The purchase or acquisition of companies has become commonplace in in modern business practices. In such instances, the successor company must take certain measures to protect the immigration status of the predecessor company’s foreign national employees. Once a foreign national employee has an approved labor certification and I-140 immigrant petition, typically the employee may adjust status inside the United States so long as the job opportunity remains available. In the event of a successor company, this change in circumstances can affect the job opportunity such that a new labor certification may be required. Filing a new labor certification can cost a company thousands of dollars in legal fees and advertising costs, not to mention several months of time. However, if the appropriate steps are taken, filing a new labor certification may not be necessary.
Successor-in-interest companies may not need to file new labor certification for employees with approved labor certifications; however, a valid successor-in-interest relationship must exist. This can be established through fully describing and documenting the transfer and assumption of the ownership of the predecessor company by the successor company.
A new labor certification may not required so long as the following criteria are met:
- The job opportunity with the successor-in-interest company must be the same as the job opportunity original offered on the original labor certification. This requirement includes the job duties, job requirements, and wages (although there can be a wage increase due to the passage of time).
- The successor-in-interest company and the predecessor company must both be able to demonstrate the ability to pay the proffered wage from the priority date onward.

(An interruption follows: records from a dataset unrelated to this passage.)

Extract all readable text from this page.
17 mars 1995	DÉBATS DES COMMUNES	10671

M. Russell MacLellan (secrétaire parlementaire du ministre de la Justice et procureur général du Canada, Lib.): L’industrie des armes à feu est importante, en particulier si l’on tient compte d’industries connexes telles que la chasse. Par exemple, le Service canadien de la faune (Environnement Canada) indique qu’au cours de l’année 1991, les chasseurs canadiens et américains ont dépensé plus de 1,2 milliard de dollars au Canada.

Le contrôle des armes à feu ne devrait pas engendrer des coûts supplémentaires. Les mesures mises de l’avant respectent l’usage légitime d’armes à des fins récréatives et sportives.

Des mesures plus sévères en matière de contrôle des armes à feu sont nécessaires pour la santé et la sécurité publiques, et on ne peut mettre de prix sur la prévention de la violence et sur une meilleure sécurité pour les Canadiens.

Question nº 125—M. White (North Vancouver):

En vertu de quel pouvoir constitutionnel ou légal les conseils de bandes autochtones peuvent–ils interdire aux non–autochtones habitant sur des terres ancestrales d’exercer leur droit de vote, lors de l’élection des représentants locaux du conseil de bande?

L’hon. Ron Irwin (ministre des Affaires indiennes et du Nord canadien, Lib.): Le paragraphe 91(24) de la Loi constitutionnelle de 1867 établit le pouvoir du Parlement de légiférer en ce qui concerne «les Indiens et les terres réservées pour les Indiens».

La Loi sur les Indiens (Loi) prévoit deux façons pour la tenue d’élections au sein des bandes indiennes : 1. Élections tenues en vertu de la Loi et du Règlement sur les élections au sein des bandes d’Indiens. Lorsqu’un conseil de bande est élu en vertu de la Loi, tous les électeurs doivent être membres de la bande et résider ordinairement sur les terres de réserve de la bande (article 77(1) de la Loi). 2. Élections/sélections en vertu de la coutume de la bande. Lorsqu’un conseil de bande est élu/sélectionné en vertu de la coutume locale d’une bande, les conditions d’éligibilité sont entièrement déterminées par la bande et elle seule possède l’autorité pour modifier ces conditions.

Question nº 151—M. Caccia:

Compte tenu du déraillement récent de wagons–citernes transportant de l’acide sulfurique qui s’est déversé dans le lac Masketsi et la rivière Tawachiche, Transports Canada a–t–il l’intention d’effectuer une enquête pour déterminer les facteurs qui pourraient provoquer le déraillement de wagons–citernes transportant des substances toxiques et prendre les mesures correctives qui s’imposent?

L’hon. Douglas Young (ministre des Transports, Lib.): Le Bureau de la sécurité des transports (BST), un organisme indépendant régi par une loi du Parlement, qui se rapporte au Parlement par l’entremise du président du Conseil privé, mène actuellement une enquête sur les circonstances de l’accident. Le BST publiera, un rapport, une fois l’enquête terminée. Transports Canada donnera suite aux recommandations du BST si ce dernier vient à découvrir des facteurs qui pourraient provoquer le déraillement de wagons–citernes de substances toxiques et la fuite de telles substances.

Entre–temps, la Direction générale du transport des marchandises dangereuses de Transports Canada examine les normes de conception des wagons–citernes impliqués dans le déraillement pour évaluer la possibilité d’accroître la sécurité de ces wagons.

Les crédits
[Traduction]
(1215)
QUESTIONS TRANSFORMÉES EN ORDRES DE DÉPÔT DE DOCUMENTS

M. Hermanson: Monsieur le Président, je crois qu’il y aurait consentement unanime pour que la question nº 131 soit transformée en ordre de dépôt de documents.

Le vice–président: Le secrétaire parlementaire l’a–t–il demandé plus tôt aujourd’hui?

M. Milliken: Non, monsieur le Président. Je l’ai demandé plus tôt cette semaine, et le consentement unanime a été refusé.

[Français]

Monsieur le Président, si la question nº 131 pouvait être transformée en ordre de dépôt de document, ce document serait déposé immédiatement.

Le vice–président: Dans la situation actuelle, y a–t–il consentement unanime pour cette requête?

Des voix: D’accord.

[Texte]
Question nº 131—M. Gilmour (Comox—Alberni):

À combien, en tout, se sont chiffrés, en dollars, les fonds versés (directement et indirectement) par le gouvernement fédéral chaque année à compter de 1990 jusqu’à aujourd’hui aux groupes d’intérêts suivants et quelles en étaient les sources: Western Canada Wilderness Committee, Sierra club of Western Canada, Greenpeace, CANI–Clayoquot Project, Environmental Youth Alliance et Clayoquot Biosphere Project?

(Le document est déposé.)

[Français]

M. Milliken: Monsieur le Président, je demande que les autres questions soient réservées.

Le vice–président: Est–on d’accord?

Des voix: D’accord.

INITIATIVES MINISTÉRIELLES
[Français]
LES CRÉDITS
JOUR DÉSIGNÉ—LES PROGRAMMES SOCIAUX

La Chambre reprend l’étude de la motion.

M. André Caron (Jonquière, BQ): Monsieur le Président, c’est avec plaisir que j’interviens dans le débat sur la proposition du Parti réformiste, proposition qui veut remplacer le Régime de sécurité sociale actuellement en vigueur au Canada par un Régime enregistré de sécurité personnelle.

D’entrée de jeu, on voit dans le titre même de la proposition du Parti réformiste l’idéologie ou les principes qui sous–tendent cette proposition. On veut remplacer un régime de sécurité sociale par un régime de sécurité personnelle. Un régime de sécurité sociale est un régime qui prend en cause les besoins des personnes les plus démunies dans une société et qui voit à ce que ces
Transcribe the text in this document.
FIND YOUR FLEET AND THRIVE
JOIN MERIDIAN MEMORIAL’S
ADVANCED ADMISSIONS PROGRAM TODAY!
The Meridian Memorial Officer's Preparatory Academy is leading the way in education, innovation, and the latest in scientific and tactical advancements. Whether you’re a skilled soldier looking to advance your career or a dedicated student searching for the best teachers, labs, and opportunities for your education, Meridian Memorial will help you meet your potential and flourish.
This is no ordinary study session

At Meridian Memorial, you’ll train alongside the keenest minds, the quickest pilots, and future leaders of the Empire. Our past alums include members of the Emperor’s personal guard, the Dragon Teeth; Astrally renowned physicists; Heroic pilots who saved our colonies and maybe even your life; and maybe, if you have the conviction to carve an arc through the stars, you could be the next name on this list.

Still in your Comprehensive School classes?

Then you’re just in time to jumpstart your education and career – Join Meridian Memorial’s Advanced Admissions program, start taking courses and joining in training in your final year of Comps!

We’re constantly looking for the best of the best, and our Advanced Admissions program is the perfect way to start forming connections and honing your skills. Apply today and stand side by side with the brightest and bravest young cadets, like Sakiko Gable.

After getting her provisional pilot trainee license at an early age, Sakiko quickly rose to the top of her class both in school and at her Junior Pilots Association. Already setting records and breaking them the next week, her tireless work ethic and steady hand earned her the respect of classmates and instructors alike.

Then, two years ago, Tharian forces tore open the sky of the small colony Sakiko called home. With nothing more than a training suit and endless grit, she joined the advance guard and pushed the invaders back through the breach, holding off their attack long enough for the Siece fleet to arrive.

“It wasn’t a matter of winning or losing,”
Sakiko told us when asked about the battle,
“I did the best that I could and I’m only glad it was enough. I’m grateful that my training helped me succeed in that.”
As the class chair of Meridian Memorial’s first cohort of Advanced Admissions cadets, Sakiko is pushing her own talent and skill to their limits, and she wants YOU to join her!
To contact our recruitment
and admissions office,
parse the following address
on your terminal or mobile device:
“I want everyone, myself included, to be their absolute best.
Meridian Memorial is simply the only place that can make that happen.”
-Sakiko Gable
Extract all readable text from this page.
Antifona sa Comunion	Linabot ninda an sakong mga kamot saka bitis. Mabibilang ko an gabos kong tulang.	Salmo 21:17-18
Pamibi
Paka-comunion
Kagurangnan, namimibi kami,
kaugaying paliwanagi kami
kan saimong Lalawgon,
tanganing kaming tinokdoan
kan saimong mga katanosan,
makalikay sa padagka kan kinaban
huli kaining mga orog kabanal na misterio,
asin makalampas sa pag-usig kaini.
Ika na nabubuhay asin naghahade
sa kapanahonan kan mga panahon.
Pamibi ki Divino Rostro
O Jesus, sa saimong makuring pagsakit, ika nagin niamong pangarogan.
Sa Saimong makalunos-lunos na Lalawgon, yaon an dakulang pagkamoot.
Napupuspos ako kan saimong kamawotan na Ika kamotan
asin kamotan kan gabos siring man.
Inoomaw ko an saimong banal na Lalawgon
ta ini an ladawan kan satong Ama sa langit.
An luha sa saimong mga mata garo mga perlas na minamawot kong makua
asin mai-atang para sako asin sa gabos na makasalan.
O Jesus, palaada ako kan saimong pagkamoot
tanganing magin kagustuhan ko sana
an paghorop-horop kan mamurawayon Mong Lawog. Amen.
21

- The successor-in-interest company must demonstrate that it acquired the predecessor company’s essential rights and obligations necessary to carry on the business in the same manner. The successor-in-interest company must continue to operate the same type of business as the predecessor company.
- The original labor certification must be valid in the successor-in-interest company’s geographic area (MSA).
It is imperative that the purchase contract fully describe and document the transfer and assumption of ownership. A carefully crafted and well thought-out contract can save a company thousands of dollars in legal fees and filing fees, as well as significant amounts of time and headache.